Ask yourself - "Is the traditional way that we teach introductory and second-level statistics courses really suited for preparing students for future work in modern data science?"
More specifically, do our undergraduate courses provide the data-related skills that are increasingly needed? The same question could be asked of undergraduate training in econometrics.
Horton et al. itemize five things which, in their opinion, deserve more attention in this context:
"Thinking creatively, but constructively, about data. This “data tidying” includes the ability to move data not only between different file formats, but also into different shapes. There are elements of data-storage design (e.g., normal forms) that students need to learn, along with an understanding about how data should be arranged based on how it will likely be used.
Facility with data sets of varying sizes, and some understanding of scalability issues when working with data. This includes an elementary understanding of basic computer architecture (e.g., memory vs. hard disk space), and the ability to query a relational database management system (RDBMS).
Statistical computing skills in a command-driven environment (e.g., R, Python, or Julia). Coding skills (in any language) are highly valued and increasingly necessary. They provide freedom from the un-reproducible point-and-click application paradigm.
Experience wrestling with large, messy, complex, challenging data sets, for which there is no obvious goal or specially curated statistical method (see What’s in a Word). While perhaps sub-optimal for teaching specific statistical methods, these data are more similar to what analysts actually see in the wild.
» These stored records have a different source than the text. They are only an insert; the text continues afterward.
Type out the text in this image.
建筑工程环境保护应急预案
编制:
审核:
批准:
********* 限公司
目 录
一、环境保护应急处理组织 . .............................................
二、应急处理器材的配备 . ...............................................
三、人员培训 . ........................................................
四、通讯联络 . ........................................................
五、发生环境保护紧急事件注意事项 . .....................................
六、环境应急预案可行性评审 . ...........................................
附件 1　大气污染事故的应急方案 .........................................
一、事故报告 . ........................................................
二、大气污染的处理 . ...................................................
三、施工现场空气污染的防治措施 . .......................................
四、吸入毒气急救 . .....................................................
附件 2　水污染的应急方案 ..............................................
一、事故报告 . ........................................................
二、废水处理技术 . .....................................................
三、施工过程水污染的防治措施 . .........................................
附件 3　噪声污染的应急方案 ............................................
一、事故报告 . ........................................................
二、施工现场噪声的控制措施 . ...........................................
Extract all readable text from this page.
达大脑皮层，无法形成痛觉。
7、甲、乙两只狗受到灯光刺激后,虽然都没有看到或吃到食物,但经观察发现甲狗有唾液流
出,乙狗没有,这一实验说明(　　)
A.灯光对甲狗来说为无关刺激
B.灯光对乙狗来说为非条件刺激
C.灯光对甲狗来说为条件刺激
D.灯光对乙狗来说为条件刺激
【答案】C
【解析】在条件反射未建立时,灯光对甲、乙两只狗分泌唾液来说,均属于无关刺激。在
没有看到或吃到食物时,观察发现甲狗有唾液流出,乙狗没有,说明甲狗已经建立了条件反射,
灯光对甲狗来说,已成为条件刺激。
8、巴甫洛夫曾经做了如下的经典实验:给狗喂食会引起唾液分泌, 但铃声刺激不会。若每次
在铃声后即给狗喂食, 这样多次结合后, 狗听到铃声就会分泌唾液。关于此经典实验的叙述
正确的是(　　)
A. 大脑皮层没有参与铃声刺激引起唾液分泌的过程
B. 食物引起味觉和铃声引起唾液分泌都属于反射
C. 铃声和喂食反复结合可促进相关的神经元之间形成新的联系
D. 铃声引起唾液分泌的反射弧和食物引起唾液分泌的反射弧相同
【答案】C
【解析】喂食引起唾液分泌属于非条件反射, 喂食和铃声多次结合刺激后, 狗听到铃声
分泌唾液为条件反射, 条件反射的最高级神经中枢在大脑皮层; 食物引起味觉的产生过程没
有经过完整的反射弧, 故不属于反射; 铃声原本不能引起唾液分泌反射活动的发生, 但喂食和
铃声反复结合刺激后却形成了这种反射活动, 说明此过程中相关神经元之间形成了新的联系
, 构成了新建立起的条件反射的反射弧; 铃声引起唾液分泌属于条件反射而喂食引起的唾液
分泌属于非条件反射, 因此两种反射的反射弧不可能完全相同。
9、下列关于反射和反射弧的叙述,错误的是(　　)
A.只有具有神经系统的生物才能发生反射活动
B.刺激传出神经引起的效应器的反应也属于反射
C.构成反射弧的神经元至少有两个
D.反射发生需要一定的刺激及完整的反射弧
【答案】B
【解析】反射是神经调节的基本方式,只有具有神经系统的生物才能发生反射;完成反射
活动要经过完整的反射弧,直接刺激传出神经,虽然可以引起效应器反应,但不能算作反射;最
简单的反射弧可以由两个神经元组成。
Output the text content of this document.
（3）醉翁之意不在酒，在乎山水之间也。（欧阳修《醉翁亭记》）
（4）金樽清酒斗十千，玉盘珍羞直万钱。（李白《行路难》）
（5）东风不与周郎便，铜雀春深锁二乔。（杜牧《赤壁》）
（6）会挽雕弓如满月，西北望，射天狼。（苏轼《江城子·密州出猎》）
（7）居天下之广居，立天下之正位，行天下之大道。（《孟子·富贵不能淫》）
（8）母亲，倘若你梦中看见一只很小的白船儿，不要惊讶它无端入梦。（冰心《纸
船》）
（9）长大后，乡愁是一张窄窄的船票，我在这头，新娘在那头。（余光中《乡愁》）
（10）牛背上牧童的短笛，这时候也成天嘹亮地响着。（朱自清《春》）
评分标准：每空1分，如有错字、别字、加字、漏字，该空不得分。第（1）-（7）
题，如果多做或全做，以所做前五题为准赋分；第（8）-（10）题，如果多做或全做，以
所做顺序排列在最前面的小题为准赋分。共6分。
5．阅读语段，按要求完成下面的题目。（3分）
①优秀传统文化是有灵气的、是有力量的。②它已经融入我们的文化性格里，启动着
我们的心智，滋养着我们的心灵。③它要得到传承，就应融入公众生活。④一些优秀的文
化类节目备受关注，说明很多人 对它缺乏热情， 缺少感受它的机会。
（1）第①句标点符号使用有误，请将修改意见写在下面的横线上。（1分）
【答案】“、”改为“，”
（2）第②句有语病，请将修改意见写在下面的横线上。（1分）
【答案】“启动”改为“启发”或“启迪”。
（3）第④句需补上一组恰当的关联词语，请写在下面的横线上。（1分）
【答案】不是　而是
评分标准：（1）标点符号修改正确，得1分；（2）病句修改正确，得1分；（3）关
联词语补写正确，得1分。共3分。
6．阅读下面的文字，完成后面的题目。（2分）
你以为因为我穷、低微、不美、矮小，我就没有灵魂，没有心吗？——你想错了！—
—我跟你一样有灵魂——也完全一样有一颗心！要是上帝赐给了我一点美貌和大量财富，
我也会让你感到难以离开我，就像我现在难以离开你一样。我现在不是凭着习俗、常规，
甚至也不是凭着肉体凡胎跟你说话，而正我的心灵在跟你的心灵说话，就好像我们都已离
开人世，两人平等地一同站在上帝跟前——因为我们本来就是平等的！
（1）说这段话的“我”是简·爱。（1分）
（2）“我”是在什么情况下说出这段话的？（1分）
An ethos of reproducibility. This is a major challenge for science in general, and we have the comparatively easy task of simply reproducing computations and analysis."
I concur entirely.
The development of "computing skills in a command-driven environment" in introductory economic statistics courses is actually something that's been on my mind of late. I've always preferred having those students work with a user-friendly package so that they can focus their attention and energy on the statistical content of what they're doing. Coding has been something to get to at a later stage.
However, I'm becoming increasingly convinced that coding skills should be developed right from the outset. Yes, this is going to be very challenging for a lot of students. But the payoff can be very high.
Food for thought.